Remus starts, as though awakening, and unfolds himself from the armchair. He leaves the living room, and goes to the kitchen, which is empty, in the way that he usually believes things to be empty; still, he is not alone. Sirius, he thinks, is behind the chairs. Sirius is under the table, hiding like a joke.

Remus was the first to say it: "he's gone". Taking Harry by the shoulders and speaking like a professor. And yet, he himself almost does not believe this – here, in the dark, pouring the dregs of an untouched tea down the drain, it is hard to sort out these particulars. Surely his old friend is up in the attic, lonesome and brooding, waiting for him.

"Yes," Remus says aloud, to no one. The attic was the last place, and it is the one that will stay with him the longest, he knows, tugging at his sleeve like a child, like a young boy. It had happened only a month ago, and it was a full moon; Remus remembers the bitterness of potion on his palette, the nausea of an animal contained. Sirius had found him in the kitchen, alone, clearing up after one of Molly's suppers. For a reason that Remus will never know, Sirius shadowed him that night, teased him like they were young. He called him names, he grinned in his ear, he offered him drinks. He invited him up to the attic. He begged him inch by inch, coaxing and prodding and swearing until Remus was in his bed, his heart howling inside him. It felt like bursting. It felt like spilling. When it was over, Sirius had asked him not to leave.

"I'm lonely, Moony," is what he had said, embarrassed. Remus knew him, knew the vulnerable spots he was turning to show. "Stay for a bit, mate?"

"You know," Remus had said carefully, "I may…soon be involved."

"Oh, yes," Sirius had said, with a bitter smile. "Her."

And that was it.
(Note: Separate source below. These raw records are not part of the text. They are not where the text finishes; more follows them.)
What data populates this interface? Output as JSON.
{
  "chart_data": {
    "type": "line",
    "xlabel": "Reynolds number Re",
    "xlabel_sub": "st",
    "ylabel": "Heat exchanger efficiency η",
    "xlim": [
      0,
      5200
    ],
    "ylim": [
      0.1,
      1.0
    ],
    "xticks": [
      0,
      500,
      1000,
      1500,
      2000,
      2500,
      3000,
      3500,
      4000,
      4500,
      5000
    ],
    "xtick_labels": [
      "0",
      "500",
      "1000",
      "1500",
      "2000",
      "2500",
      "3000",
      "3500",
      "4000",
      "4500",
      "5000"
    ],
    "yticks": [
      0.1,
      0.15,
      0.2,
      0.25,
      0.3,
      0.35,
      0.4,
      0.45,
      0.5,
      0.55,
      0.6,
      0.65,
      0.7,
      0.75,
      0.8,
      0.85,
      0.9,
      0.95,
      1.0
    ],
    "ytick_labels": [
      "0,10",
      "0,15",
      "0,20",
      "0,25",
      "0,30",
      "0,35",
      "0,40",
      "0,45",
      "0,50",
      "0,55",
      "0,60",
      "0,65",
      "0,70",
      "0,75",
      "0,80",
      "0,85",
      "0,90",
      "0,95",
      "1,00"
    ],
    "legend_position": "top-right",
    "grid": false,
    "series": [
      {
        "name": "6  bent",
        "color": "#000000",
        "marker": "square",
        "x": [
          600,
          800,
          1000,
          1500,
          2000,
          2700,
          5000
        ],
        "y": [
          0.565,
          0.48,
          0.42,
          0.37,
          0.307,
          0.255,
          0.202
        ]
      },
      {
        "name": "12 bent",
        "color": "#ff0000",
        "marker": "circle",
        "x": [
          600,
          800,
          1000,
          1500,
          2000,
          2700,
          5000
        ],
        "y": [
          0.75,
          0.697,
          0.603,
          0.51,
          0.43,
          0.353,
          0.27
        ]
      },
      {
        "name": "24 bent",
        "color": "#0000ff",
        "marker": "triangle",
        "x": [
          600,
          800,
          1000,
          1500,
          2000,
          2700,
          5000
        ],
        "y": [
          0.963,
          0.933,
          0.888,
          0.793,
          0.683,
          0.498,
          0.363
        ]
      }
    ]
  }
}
That was what it was. Remus leans now at the sink, the cold teacup in his hands. He is not sure where to stand. He is not sure where to go. Home, perhaps, or to Hogwarts, to see Harry, to see James in Harry. To Dumbledore, who gave him so much. To Tonks, perhaps, who will be grieving too, who will curl her young body against his and invite him in.

He says the name out loud, and listens to slumbering house.